Moments later an MTA employee trained to handle such things was at the woman’s side assessing the situation and communicating to someone on a walkie talkie.
Despite what was turning out to be a long delay, I was so pleased to see how calm everyone was being. There were easily 150 people on this train car alone and I’m sure all of us had better places to be — some even on a tight schedule. I could only imagine if I were trying catch a plane or get to an important audition or pick up a prescription before the pharmacy closed for the entire weekend. A delay like this can sometimes very truthfully have dire consequences for a person. And yet everyone allowed the well-being of this one sick passenger to come first.
Once the situation was in good hands and the man stepped back onto the train — I’m a sentimental type — I wanted to commend him with a unanimous round of applause. But even I knew that would be a gratuitous and gross display. One man told him he did a good job, but the man shrugged off the compliment with a “Thanks.” Even he knew this wasn’t about him or ego or praise.
It was then announced that the train was being “dispatched” which I never experienced before, but it meant everyone had to get off the train and… and what? Wait for the next one? No one was certain. Most of us have never experienced this before.
Even waiting for the next train would have taken forever but still people expressed no impatience. If anything, a bit of confusion was expressed at what to do next.

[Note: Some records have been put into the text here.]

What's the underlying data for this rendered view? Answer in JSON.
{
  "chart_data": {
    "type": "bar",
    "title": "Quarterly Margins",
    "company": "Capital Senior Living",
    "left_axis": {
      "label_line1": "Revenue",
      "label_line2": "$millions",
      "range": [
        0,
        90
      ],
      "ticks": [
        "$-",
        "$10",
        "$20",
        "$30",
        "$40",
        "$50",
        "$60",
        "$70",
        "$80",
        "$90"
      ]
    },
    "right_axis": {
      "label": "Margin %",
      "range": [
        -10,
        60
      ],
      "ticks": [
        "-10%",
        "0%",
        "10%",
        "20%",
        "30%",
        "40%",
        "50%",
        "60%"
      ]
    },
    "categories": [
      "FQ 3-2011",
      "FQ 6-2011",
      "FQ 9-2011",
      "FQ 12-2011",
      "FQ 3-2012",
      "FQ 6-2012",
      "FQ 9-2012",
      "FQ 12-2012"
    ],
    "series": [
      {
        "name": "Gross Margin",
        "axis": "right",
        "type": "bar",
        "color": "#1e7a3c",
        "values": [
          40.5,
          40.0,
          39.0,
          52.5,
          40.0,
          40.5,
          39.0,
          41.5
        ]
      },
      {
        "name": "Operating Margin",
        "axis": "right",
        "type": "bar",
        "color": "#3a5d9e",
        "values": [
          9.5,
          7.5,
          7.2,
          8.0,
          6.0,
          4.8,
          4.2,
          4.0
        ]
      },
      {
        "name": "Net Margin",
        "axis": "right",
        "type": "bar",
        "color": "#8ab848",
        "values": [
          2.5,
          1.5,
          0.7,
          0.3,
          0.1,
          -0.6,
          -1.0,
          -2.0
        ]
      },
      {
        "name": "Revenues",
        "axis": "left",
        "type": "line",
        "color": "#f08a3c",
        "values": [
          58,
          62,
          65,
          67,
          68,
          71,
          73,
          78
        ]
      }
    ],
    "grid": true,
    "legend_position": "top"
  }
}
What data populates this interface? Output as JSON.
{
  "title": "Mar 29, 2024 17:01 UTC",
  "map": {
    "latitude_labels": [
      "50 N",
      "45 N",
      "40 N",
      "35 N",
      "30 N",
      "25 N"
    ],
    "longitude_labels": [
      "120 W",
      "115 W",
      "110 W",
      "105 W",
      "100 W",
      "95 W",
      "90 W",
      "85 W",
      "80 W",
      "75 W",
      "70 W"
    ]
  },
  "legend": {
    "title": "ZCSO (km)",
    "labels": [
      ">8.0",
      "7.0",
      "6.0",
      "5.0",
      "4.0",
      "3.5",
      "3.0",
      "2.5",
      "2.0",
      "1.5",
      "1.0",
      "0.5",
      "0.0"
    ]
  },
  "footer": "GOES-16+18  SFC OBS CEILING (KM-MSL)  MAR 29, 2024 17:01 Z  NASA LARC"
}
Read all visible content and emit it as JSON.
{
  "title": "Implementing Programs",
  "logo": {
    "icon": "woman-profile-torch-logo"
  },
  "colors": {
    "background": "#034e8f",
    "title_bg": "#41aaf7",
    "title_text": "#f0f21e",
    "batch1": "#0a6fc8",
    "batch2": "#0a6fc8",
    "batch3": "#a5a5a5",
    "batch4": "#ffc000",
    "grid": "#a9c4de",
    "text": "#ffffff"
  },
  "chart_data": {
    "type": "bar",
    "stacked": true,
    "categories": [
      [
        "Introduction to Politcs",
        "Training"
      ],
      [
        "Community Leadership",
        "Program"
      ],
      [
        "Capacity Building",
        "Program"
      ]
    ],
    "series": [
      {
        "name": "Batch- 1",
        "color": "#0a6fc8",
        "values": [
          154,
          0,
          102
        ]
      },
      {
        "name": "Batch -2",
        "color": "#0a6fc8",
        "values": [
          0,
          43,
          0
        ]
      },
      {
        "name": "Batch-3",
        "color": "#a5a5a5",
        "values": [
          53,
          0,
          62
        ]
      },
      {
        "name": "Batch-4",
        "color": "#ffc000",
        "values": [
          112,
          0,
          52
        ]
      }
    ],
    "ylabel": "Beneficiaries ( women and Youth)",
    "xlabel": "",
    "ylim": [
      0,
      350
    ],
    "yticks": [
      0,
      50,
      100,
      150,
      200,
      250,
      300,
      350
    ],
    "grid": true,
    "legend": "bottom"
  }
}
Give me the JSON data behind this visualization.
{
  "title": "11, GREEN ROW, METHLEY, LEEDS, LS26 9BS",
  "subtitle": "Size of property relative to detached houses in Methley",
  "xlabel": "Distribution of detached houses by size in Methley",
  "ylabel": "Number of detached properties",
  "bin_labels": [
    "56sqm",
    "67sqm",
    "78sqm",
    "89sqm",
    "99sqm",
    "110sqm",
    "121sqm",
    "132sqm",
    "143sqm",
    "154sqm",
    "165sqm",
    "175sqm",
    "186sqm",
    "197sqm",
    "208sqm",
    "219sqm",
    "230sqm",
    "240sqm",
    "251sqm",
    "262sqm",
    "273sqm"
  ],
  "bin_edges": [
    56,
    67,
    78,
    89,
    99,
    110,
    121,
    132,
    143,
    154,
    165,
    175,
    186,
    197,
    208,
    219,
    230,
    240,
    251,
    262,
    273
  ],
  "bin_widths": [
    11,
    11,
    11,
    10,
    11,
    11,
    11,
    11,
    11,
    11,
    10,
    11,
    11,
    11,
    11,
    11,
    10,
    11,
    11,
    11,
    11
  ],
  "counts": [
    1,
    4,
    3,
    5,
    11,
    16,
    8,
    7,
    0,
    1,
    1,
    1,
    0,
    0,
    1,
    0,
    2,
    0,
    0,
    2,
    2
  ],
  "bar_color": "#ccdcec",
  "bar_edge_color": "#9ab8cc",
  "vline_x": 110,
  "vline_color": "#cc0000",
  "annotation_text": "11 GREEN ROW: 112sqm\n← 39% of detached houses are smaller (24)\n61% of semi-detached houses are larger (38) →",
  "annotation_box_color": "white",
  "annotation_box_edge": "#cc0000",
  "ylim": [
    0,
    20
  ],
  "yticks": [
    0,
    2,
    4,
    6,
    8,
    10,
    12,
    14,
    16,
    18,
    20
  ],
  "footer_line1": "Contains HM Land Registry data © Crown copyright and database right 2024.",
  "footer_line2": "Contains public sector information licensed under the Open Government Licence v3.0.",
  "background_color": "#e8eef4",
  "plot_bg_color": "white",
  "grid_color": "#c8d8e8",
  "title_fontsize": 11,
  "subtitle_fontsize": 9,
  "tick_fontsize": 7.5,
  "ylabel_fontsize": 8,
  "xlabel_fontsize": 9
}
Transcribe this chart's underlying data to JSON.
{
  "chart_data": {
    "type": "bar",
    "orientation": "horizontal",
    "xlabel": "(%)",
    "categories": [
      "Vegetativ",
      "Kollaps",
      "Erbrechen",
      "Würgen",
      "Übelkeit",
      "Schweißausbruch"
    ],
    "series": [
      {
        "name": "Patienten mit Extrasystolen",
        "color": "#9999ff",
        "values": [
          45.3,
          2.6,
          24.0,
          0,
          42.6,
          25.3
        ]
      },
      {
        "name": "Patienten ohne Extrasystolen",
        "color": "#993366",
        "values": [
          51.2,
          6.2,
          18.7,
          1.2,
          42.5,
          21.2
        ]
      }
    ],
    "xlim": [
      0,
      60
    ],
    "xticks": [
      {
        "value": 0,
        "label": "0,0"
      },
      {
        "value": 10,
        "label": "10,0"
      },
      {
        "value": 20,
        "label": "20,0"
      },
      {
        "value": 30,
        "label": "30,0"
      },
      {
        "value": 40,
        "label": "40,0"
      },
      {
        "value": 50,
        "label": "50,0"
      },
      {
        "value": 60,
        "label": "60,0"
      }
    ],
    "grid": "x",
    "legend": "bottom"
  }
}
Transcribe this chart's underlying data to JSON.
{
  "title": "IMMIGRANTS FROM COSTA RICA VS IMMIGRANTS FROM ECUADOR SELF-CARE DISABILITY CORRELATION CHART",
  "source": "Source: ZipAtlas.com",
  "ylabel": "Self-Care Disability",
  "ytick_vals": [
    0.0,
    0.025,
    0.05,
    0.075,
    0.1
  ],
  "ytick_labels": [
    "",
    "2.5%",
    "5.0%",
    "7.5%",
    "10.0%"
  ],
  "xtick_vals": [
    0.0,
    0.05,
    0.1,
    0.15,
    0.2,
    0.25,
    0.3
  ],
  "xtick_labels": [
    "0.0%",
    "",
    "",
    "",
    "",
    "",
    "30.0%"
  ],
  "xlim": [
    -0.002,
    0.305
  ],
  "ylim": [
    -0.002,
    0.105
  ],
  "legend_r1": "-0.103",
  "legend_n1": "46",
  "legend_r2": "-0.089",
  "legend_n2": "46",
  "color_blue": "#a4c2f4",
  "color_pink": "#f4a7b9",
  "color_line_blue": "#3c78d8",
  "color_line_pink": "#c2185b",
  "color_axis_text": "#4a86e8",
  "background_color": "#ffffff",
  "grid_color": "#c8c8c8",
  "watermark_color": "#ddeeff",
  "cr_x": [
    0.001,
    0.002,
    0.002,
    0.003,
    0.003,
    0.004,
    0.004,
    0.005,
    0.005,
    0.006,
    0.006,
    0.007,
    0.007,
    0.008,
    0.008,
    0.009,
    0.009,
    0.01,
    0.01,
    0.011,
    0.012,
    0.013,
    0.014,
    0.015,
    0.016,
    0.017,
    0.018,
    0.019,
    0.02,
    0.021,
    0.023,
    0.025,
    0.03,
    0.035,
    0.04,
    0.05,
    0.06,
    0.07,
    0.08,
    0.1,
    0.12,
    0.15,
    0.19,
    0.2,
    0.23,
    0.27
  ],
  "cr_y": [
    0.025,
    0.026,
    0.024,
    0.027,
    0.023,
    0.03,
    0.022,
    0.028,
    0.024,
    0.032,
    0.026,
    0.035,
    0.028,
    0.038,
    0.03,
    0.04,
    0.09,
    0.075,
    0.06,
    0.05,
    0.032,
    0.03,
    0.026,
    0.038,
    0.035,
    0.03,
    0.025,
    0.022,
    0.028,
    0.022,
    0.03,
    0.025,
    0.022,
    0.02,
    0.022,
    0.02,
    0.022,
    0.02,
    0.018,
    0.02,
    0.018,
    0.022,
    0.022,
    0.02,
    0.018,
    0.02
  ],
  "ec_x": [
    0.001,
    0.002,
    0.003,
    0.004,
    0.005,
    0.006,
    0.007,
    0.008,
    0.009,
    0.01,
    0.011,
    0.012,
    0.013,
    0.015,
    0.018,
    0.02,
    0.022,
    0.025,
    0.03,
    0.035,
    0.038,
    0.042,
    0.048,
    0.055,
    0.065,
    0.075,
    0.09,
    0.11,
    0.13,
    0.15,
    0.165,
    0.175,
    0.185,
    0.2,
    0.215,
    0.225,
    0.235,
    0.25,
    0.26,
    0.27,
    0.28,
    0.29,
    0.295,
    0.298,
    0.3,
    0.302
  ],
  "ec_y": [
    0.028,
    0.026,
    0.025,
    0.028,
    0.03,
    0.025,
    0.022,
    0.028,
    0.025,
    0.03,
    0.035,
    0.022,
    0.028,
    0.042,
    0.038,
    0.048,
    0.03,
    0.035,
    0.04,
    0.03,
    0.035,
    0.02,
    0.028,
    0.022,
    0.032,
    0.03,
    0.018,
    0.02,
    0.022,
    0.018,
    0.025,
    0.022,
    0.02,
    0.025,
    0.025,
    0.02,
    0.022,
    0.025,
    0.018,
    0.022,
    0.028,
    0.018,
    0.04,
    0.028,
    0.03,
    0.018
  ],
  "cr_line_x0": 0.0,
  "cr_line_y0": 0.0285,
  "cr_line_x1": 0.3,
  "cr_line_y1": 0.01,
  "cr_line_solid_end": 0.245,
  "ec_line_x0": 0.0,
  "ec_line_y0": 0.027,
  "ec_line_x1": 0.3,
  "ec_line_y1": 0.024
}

I decided to brave the cold and walk a few blocks to a different train line. I had already missed my personal training session and had to reschedule, but I was just glad the situation was handled.
Maybe it was nothing. Maybe the girl got dizzy for no reason and just fainted. Nothing serious. Maybe she’d have been fine on her own. But I’m so grateful that everyone around her knew to take care of her and make sure she was okay, and that people emerged from the crowd who knew what to do.
I am so proud to be a New Yorker. The stakes are always high in this city, but when it comes down to it, there is a genuine care that we all seem to share for each other whether or not we’ll admit it theoretically.